My other responsibilities include holding positions of trust within the university. I represent the PhD-students at the faculty level on the Board for Research and Research Education for TS, and all PhD-students at MAU on the university level through the Doctoral Student Union.
Realizing the Potential of Agent-Based Social Simulation for Public Policy
My research project is a part of the larger overarching WASP-HS project: Realizing the Potential of Agent-Based Social Simulation funded by the Wallenberg Foundations. Together with my supervisors, Paul Davidsson and Fabian Lorig, and my PhD colleague Emil Johansson, we aim to make policy-modelling and Agent-based Simulations a more accessible and reliable tool for policy analysis.
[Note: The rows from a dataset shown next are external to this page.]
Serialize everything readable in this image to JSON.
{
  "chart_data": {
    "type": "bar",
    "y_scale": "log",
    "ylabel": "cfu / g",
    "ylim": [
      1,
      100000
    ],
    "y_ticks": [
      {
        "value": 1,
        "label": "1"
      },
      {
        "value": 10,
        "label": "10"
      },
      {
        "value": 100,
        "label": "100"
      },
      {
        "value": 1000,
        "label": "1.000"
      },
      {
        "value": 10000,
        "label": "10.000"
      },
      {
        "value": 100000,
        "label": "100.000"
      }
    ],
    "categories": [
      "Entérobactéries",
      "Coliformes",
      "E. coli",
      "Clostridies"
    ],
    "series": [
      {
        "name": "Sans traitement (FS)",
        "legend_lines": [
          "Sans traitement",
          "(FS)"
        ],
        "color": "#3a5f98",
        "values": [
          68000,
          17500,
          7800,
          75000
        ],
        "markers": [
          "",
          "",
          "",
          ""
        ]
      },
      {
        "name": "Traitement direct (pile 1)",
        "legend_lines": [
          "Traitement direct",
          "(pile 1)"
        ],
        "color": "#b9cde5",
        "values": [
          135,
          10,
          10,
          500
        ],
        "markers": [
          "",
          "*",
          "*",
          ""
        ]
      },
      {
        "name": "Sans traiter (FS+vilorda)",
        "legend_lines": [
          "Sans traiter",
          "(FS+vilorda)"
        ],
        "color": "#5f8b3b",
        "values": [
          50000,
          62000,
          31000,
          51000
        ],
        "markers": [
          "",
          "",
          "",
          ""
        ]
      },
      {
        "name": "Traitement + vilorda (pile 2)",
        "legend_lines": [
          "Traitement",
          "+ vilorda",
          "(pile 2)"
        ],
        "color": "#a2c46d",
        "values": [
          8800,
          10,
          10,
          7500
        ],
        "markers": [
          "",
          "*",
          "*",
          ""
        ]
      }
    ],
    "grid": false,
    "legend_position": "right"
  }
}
Our ambition is to understand how Agent-based Social Simulation (ABSS) – a powerful simulative paradigm capable of imitating human behaviour – and artificial intelligence could be leveraged to facilitate evidence-based policy making in complex social systems. This, we hope to achieve, by identifying policy instruments that can change the causal chains in complex social systems to achieve preferable system-level outcomes. By using ABSS to simulate any complex social system of interest, different 'policy-experiments' can be performed by manipulating these mechanisms in-silico. Empirically evaluating policy options is often infeasible, if not impossible, as it requires a lot of time, funds, and personnel. Without accessible analytical tools to provide insights into the system, decision-makers may have little choice but to engage directly with the target system without any information. Our aim is to allow decision-makers to explore different policy options before implementing them in the real world. By performing these policy-experiments in safe, simulated environments, unintended consequences associated with different policy prescriptions can be identified and diverted.